Although different approaches have been used to increase Blood-Brain Barrier (BBB) crossing by nanoparticles (NPs) [1], there are still significant restrictions for NPs to access the central nervous system (CNS) in significant amounts. Small interference RNAs (siRNAs) are gaining increasing interest as therapeutic options in several diseases [2]. We have synthesized several dihydropyridine (DHP)-based NPs and studied the cytotoxicity induced by the NPs on commercial GBM cell lines, astrocytes and neurons as well as on patient-derived GBM cells. Finally, we labeled the NPs with a fluorescent probe and studied the NP biodistribution in mice. We have found that the DHP-based NPs bound siRNA and protected it from degradation by RNAses. The NPs were not toxic by themselves to GBM cells, astrocytes and neurons. Moreover, they were able to transport specific siRNAs into the GBM cell interior and decrease the intracellular levels of the target proteins to about 10% of control values in 72 hours. In addition, biodistribution studies showed a marked accumulation of the labeled NPs in both brain and spinal medulla. The results strongly suggest that the DHP-derived NPs can represent a very efficient scaffold to transport siRNA and drugs into the CNS. 
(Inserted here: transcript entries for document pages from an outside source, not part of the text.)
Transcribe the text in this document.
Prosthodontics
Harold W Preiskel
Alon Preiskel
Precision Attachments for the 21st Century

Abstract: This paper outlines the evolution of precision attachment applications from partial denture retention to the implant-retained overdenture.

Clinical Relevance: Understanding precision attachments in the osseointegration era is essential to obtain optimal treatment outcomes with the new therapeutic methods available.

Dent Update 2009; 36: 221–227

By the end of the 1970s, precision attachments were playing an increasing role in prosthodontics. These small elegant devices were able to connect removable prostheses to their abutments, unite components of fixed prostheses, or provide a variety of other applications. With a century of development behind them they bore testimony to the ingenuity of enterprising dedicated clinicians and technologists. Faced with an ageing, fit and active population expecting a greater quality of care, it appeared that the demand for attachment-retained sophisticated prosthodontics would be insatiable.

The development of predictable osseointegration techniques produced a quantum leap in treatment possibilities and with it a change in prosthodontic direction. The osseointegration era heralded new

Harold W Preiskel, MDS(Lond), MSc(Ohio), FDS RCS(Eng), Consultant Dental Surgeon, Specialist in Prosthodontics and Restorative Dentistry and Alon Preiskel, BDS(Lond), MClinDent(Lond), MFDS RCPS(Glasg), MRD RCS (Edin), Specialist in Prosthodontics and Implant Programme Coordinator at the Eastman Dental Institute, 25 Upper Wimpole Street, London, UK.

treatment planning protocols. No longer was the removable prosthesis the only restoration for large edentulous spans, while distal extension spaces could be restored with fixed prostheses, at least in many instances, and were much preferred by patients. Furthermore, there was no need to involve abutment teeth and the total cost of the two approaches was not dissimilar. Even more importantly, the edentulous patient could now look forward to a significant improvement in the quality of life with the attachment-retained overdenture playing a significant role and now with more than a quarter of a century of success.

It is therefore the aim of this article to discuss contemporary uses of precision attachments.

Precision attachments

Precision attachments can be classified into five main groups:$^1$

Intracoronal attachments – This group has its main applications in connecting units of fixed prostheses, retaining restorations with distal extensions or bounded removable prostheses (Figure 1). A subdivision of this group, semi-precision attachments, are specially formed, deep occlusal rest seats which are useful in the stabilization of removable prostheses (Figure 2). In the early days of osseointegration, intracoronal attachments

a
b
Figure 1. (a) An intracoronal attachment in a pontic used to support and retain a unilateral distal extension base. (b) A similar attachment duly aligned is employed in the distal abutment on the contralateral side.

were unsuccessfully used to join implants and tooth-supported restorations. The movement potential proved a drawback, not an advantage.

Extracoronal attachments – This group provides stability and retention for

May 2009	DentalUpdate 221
Acknowledgments: The authors acknowledge the excellent technical support from Vanesa Guijarro. This research was supported by MCIN with funding from European Union NextGenerationEU (PRTR-C17.I1) and MICIN (project PID2020-120134RB-I00 Financiado por MCIN/AEI/10.13039/501100011033). 

References:
[1] M. Agrawal et al. Expert Opin Drug Deliv 19(1): 87-102. (2022).
[2] Pérez-Carrión et al. Pharmacol Res. 2024 Mar;201:107102.